How Fair Is Fair Trade? [article]: A BBC article asks the question, “Does Fair Trade promote self-sufficiency or cause dependency for third-world farmers?”
Fair Trade: Improving Lives (video): Paul Rice of Fair Trade USA explains how Fair Trade certification empowers farmers and communities to develop themselves
Fair Trade Coffee (video): A video explaining the basics and benefits of Fair Trade Coffee
Unfair Trade [report]: This report by the Adam Smith Institute argues that contrary to popular belief, the Fair Trade label does more harm than good to the poorest third-world farmers
Desert Island Game (game, beginner): Can you learn something about trade and cooperation by being marooned on a desert island?

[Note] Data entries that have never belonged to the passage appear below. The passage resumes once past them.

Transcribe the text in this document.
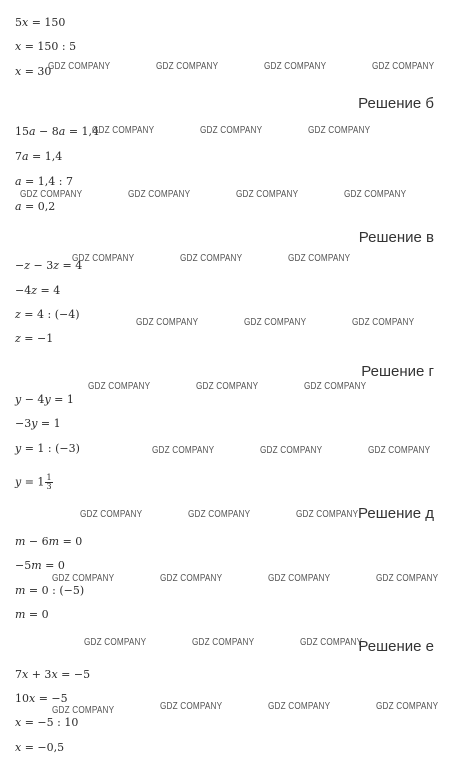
5x = 150
x = 150 : 5
x = 30
Решение б
15a − 8a = 1,4
7a = 1,4
a = 1,4 : 7
a = 0,2
Решение в
−z − 3z = 4
−4z = 4
z = 4 : (−4)
z = −1
Решение г
y − 4y = 1
−3y = 1
y = 1 : (−3)
$y = 1 \frac{1}{3}$
Решение д
m − 6m = 0
−5m = 0
m = 0 : (−5)
m = 0
Решение е
7x + 3x = −5
10x = −5
x = −5 : 10
x = −0,5
GDZ COMPANY	GDZ COMPANY	GDZ COMPANY	GDZ COMPANY
GDZ COMPANY	GDZ COMPANY	GDZ COMPANY
GDZ COMPANY	GDZ COMPANY	GDZ COMPANY	GDZ COMPANY
GDZ COMPANY	GDZ COMPANY	GDZ COMPANY
GDZ COMPANY	GDZ COMPANY	GDZ COMPANY
GDZ COMPANY	GDZ COMPANY	GDZ COMPANY
GDZ COMPANY	GDZ COMPANY	GDZ COMPANY
GDZ COMPANY	GDZ COMPANY	GDZ COMPANY
GDZ COMPANY	GDZ COMPANY	GDZ COMPANY	GDZ COMPANY
GDZ COMPANY	GDZ COMPANY	GDZ COMPANY
GDZ COMPANY	GDZ COMPANY	GDZ COMPANY	GDZ COMPANY
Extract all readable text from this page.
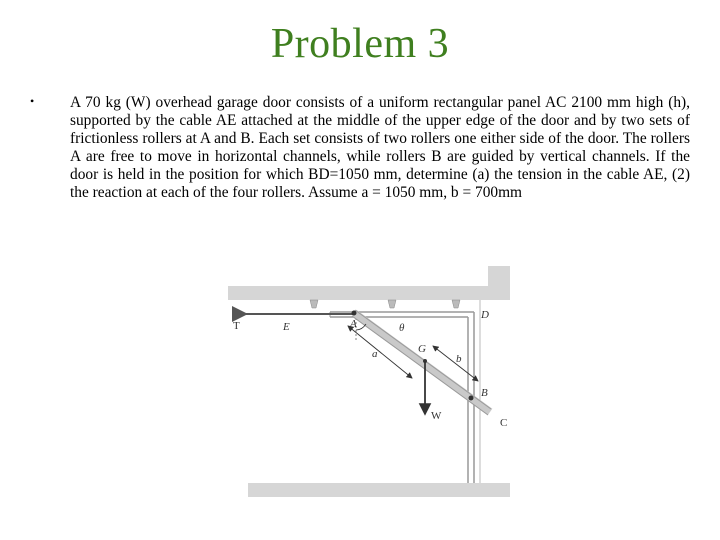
Problem 3
• A 70 kg (W) overhead garage door consists of a uniform rectangular panel AC 2100 mm high (h), supported by the cable AE attached at the middle of the upper edge of the door and by two sets of frictionless rollers at A and B. Each set consists of two rollers one either side of the door. The rollers A are free to move in horizontal channels, while rollers B are guided by vertical channels. If the door is held in the position for which BD=1050 mm, determine (a) the tension in the cable AE, (2) the reaction at each of the four rollers. Assume a = 1050 mm, b = 700mm
T	E	A	θ
D
a	G
b
B
W
C
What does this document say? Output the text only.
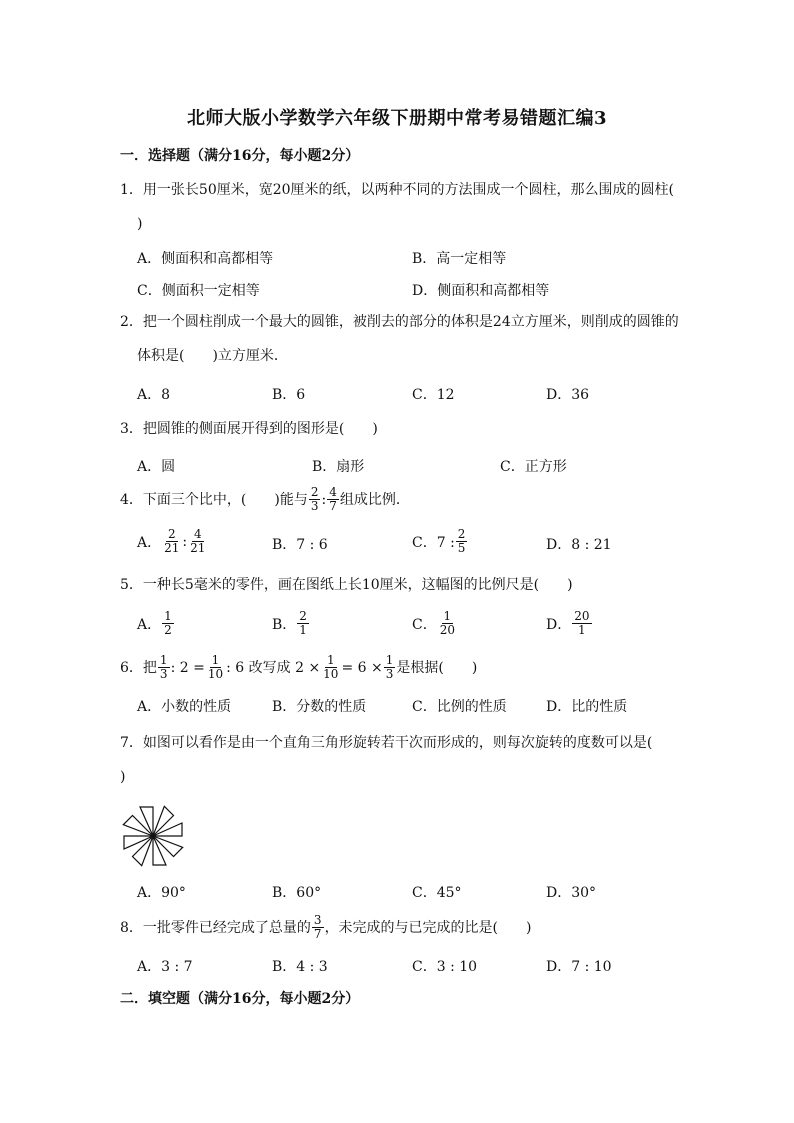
北师大版小学数学六年级下册期中常考易错题汇编3
一．选择题（满分16分，每小题2分）
1．用一张长50厘米，宽20厘米的纸，以两种不同的方法围成一个圆柱，那么围成的圆柱(
)
A．侧面积和高都相等	B．高一定相等
C．侧面积一定相等	D．侧面积和高都相等
2．把一个圆柱削成一个最大的圆锥，被削去的部分的体积是24立方厘米，则削成的圆锥的
体积是(　　)立方厘米．
A．8	B．6	C．12	D．36
3．把圆锥的侧面展开得到的图形是(　　)
A．圆	B．扇形	C．正方形
4．下面三个比中，(　　)能与 $\frac{2}{3}$ : $\frac{4}{7}$ 组成比例．
A． $\frac{2}{21}$ : $\frac{4}{21}$	B．7 : 6	C．7 : $\frac{2}{5}$	D．8 : 21
5．一种长5毫米的零件，画在图纸上长10厘米，这幅图的比例尺是(　　)
A． $\frac{1}{2}$	B． $\frac{2}{1}$	C． $\frac{1}{20}$	D． $\frac{20}{1}$
6．把 $\frac{1}{3}$ : $2 = \frac{1}{10}$ : 6 改写成 $2 \times \frac{1}{10} = 6 \times \frac{1}{3}$ 是根据(　　)
A．小数的性质	B．分数的性质	C．比例的性质	D．比的性质
7．如图可以看作是由一个直角三角形旋转若干次而形成的，则每次旋转的度数可以是(
)
A．90°	B．60°	C．45°	D．30°
8．一批零件已经完成了总量的 $\frac{3}{7}$ ，未完成的与已完成的比是(　　)
A．3 : 7	B．4 : 3	C．3 : 10	D．7 : 10
二．填空题（满分16分，每小题2分）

Trade Ruler (game, advanced): As the Supreme Ruler of an island, you want the country to prosper. By engaging in international trade, you can achieve this goal.

Combating Global Poverty with a Cup of Coffee
You know there’s millions of people in the developing world who struggle to survive on just a couple of dollars a day. Fair trade tells us that we can help simply by buying a cup of fair-trade labeled coffee. But I have to ask myself, how effective is that really? It’s a complex issue but we owe it to those in need to make sure that every dollar counts.

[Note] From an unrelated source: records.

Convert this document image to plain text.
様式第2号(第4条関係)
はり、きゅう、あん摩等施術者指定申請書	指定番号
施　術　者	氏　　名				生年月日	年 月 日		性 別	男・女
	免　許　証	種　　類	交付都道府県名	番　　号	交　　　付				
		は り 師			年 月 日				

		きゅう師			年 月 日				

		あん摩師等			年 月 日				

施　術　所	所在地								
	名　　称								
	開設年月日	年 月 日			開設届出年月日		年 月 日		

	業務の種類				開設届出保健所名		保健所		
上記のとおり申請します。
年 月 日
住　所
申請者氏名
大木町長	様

I’m Colleen Haight, assistant professor of economics at San Jose State University. I’ve spent the past 10 years or so researching fair-trade coffee, and I’ve also spent a lot of time on coffee farms in Central America actually talking to the coffee farmers about their experiences.
The goals of fair trade are very admirable, and I love the fact that it’s a voluntary organization. They’ve done an outstanding job of creating better consumer awareness, for example. Consumers today are much more appreciative of how their purchases affect the world’s poor in our global economy. However, if you really want to help the poor, the fair-trade model for coffee isn’t the most effective way to do that.

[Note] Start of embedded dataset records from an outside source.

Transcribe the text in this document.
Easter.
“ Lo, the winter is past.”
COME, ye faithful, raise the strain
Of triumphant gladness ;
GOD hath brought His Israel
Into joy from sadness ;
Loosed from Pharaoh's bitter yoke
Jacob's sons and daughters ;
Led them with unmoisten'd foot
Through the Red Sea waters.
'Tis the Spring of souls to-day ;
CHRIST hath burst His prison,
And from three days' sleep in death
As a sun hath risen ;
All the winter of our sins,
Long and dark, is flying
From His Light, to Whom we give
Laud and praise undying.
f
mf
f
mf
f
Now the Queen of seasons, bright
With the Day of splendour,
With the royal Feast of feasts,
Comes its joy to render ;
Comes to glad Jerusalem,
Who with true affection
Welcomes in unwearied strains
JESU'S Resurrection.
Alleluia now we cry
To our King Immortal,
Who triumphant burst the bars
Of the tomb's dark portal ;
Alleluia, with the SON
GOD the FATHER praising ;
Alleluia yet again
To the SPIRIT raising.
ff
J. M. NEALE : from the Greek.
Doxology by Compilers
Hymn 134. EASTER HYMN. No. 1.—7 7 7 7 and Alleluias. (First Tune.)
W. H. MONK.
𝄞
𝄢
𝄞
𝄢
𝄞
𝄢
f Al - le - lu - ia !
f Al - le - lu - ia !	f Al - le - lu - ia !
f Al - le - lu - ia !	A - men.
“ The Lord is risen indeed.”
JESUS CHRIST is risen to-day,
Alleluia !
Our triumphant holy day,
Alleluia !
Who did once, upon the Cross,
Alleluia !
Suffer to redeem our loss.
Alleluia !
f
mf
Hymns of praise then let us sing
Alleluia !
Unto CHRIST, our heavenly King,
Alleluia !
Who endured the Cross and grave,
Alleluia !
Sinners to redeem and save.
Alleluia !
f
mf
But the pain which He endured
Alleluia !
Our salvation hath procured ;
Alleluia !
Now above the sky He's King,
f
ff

Fair trade operates by asking consumers to pay a few cents more for each cup of coffee they buy. They even convey this extra money all the way down through their supply chain, all the way to the small farmer who grew the coffee. The problem is fair-trade regulations define that small farmer as a small land owner, but the poor in the coffee farming community don’t have enough money to own their own land. If you really want to help the poor, you have to address yourself to the migrant farm workers.
Migrant farm workers have to constantly move from farm to farm, picking up whatever work they can. The fair-trade regulations only say that we have to pay these laborers the country’s minimum wage. The problem is that’s already the law. Fair trade has absolutely nothing else to say about the migrant farm worker. So how can you make choices that better benefit the poor?
It might seem odd but one way you can do this is by buying high-quality coffee. High-quality beans take more time and care to harvest. This results in higher pay for the seasonal laborers who pick the coffee, as growers insist on quality beans that will fetch higher prices in the market. As the demand for premium coffee grows, more of these higher-paying jobs become available. It may be counter intuitive, but migrant workers who pick beans for premium coffees tend to receive higher pay than those workers who pick beans for most fair-trade brands. Since the price of fair-trade coffee is more or less the same as it is for premium coffees without the fair-trade label, consumers can do more for the poor by actually not buying the fair-trade label.
At the end of the day, you have to remember that fair trade is a brand just like any other brand. As a conscientious consumer, we can’t just accept the claims that are made. We have to do our own investigation. Our dollars are limited. We have to make sure that all of our choices have the impact that we want them to.